On August 12, 2019, Plaintiff Harvey Jackson, derivatively on behalf of Axogen, filed a verified shareholder derivative complaint in the United Stated District Court for the Middle District of Florida for violations of securities laws, breach of fiduciary duty, waste of corporate assets and unjust enrichment against Quentin S. Blackford, Gregory G. Freitag, Mark Gold, Jamie M. Grooms, Alan M. Levine, Peter J. Mariani, Guido Neels, Robert J. Rudelius, Amy Wendell, and Karen Zaderej (the “Individual Defendants”) and Nominal Defendant Axogen, Inc. (“Axogen”) (collectively, “Defendants”). Plaintiff asserts that the Individual Defendants, who are current or former Axogen officers or directors, issued a false proxy statement for the election of directors in violation of Section 14(a) of the Securities Exchange Act of 1934, breached their fiduciary duties, wasted corporate assets and were unjustly enriched by allowing Axogen to make false public statements to investors based on the same claims in the report issued December 18, 2018 by Seligman Investments (the same allegations that form the basis for the Einhorn matter and the Bussey shareholder demand). Plaintiff demands judgment in the Company’s favor against all Individual Defendants as follows: (A) declaring that Plaintiff may maintain this action on behalf of Axogen and that Plaintiff is an adequate representative of Company; (B) declaring that the Individual Defendants have breached and/or aided and abetted the breach of their fiduciary duties to Axogen; (C) determining and awarding to Axogen the damages sustained by it because of the violations set forth above from each of the Individual Defendants, jointly and severally, together with pre- and post-judgment interest thereon; (D) directing Axogen and the Individual Defendants to take all necessary actions to reform and improve its corporate governance and internal procedures to comply with applicable laws and protect Axogen and its shareholders from a repeat of the damaging events described therein, including but not limited to putting forward for shareholder vote the following resolutions for amendments to the Company’s Bylaws or Articles of Incorporation and the following actions as may be necessary to ensure proper corporate governance policies: (i) a proposal to strengthen the Board’s supervision of operations and develop and implement procedures for greater shareholder input into the policies

and guidelines of the Board; (ii) a provision to permit the shareholders of Axogen to nominate at least six candidates for election to the Board and (iii) a proposal to ensure the establishment of effective oversight of compliance with applicable laws, rules, and regulations; (E) awarding Axogen restitution form Individual Defendants, and each of them; (F) awarding Plaintiff the costs and disbursements of this actions, including reasonable attorneys’ and expert fees, costs, and expenses; and (G) granting such other and further relief as the Court may deem just and proper. The Defendants filed a motion to dismiss on October 22, 2019. Plaintiff’s opposition to the motion to dismiss was due on November 5, 2019. On November 5, 2019, Plaintiff filed an unopposed motion to voluntarily dismiss the complaint without prejudice to his right to make a demand upon the board of directors of Axogen, Inc. concerning the subject matter of his complaint.
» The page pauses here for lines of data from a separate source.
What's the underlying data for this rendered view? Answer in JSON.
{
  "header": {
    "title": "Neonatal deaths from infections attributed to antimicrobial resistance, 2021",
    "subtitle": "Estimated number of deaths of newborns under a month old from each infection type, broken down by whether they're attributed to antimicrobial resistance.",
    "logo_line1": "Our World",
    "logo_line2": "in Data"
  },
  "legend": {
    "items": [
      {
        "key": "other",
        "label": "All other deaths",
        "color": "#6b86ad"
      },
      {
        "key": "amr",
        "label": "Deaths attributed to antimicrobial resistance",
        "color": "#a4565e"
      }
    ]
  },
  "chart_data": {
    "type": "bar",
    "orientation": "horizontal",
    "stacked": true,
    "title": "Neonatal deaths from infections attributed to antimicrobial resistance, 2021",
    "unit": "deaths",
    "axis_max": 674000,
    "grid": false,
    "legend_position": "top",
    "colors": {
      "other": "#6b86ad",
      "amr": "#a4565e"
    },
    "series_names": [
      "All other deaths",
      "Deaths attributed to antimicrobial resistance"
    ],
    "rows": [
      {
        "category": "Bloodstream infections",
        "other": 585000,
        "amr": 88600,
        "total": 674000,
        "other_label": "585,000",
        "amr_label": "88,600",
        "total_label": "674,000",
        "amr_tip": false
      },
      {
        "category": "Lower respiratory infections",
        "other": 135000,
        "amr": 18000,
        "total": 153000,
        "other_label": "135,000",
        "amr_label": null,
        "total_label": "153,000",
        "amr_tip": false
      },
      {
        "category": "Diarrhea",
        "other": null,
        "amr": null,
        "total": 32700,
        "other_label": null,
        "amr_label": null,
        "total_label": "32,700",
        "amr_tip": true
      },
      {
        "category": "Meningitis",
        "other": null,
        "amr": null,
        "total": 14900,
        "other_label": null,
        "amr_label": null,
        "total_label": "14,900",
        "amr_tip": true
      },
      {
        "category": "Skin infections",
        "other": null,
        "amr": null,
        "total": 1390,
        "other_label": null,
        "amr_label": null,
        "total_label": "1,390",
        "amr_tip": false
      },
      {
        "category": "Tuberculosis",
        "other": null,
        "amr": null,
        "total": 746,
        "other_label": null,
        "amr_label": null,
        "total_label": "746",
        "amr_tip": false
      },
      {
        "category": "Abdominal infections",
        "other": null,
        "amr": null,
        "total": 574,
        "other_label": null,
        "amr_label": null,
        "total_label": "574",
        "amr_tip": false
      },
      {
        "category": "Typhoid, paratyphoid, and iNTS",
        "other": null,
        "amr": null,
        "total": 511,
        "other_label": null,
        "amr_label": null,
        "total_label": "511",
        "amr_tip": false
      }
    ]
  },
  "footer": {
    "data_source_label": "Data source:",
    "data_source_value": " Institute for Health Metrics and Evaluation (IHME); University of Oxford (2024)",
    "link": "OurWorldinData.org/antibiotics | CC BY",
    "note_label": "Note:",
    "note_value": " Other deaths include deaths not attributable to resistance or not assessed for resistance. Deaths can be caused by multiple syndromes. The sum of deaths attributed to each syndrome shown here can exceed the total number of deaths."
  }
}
On November 5, 2019, the Court granted the unopposed motion, thereby dismissing the complaint without prejudice. We have taken the position with our insurer that since this claim arises out of the same allegations as in the Einhorn matter, the claim and any expenses with respect thereto should be subject to the same coverage policy and self-insured retention as in Einhorn, and we await the insurer’s formal reply.